Association of Deep Learning-Derived Temporalis Sarcopenia with Mortality in Acute Ischemic Stroke.
Authors
Affiliations (5)
Affiliations (5)
- Centre for Clinical Epidemiology, Lady Davis Institute for Medical Research, Jewish General Hospital, McGill University, Montreal, Quebec, Canada.
- Department of Diagnostic Radiology, Faculty of Medicine and Health Sciences, McGill University, Montreal, Quebec, Canada.
- Department of Medicine, Centre hospitalier affilié universitaire régional de Trois-Rivières, CIUSSS de la Mauricie-et-du-Centre-du-Quebec, Trois-Rivières, Quebec, Canada.
- Faculté de Médecine, Université de Montréal, Trois-Rivières, Quebec, Canada.

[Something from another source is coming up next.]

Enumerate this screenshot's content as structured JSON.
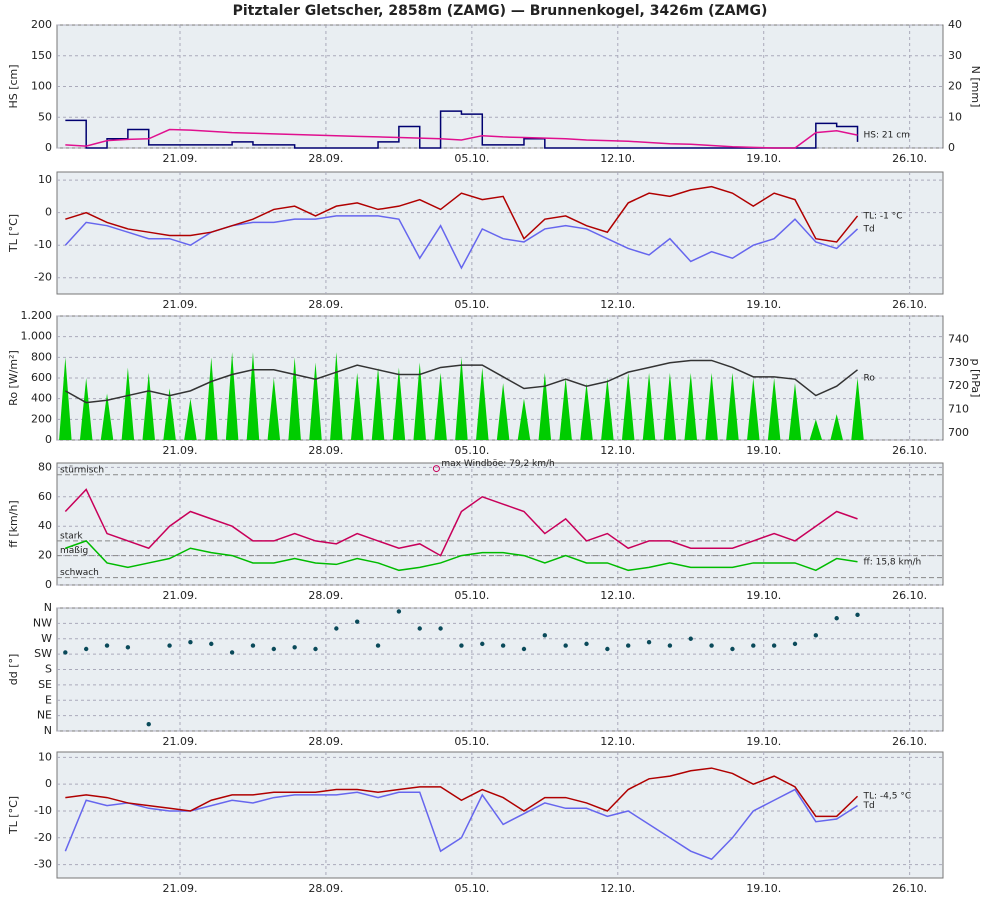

- Division of Cardiology, Jewish General Hospital, McGill University, Montreal, Quebec, Canada.
Abstract
Sarcopenia is associated with mortality following acute ischemic stroke (AIS), but diagnosis is time-consuming. Computed tomography (CT) measures of temporal muscle volume (TMV) and density (TMD) can be automatically extracted from existing scans using deep learning (DL). This study sought to demonstrate the incremental value of DL-derived TMV and TMD from CT scans on AIS mortality and length of stay (LOS). In this retrospective, single-centre cohort study, consecutive AIS patients admitted from 2014 to 2023 were included. TMV and TMD were quantified on admission CT scans by a novel DL model and represented as continuous or categorical variables. Patients were classified as non-sarcopenic, pre-sarcopenic (low TMV or TMD), or sarcopenic (low TMV and TMD) using 5th-percentile thresholds derived from 50 healthy adults. The primary outcome was 30-day all-cause mortality. Secondary outcomes were 365-day all-cause mortality and LOS. Multivariable logistic and linear regression were used. The cohort consisted of 2285 patients with 1151 (50%) females, and a mean (SD) age of 74.7 (13.7) years. There were 877 (38%) non-sarcopenic, 838 (37%) pre-sarcopenic, and 570 (25%) sarcopenic patients. Adjusted ORs (95% CIs) for 30-day mortality were 2.70 (1.64 to 4.46) and 2.91 (1.72 to 4.91) for pre-sarcopenia and sarcopenia. Findings were consistent across secondary outcomes. The association between sarcopenia and mortality was preserved after adding the Hospital Frailty Risk Score (HFRS) to the models. Findings were consistent in sensitivity analyses using cohort-derived threshold definitions. TMV and TMD extracted using a novel DL model were incrementally predictive of AIS mortality.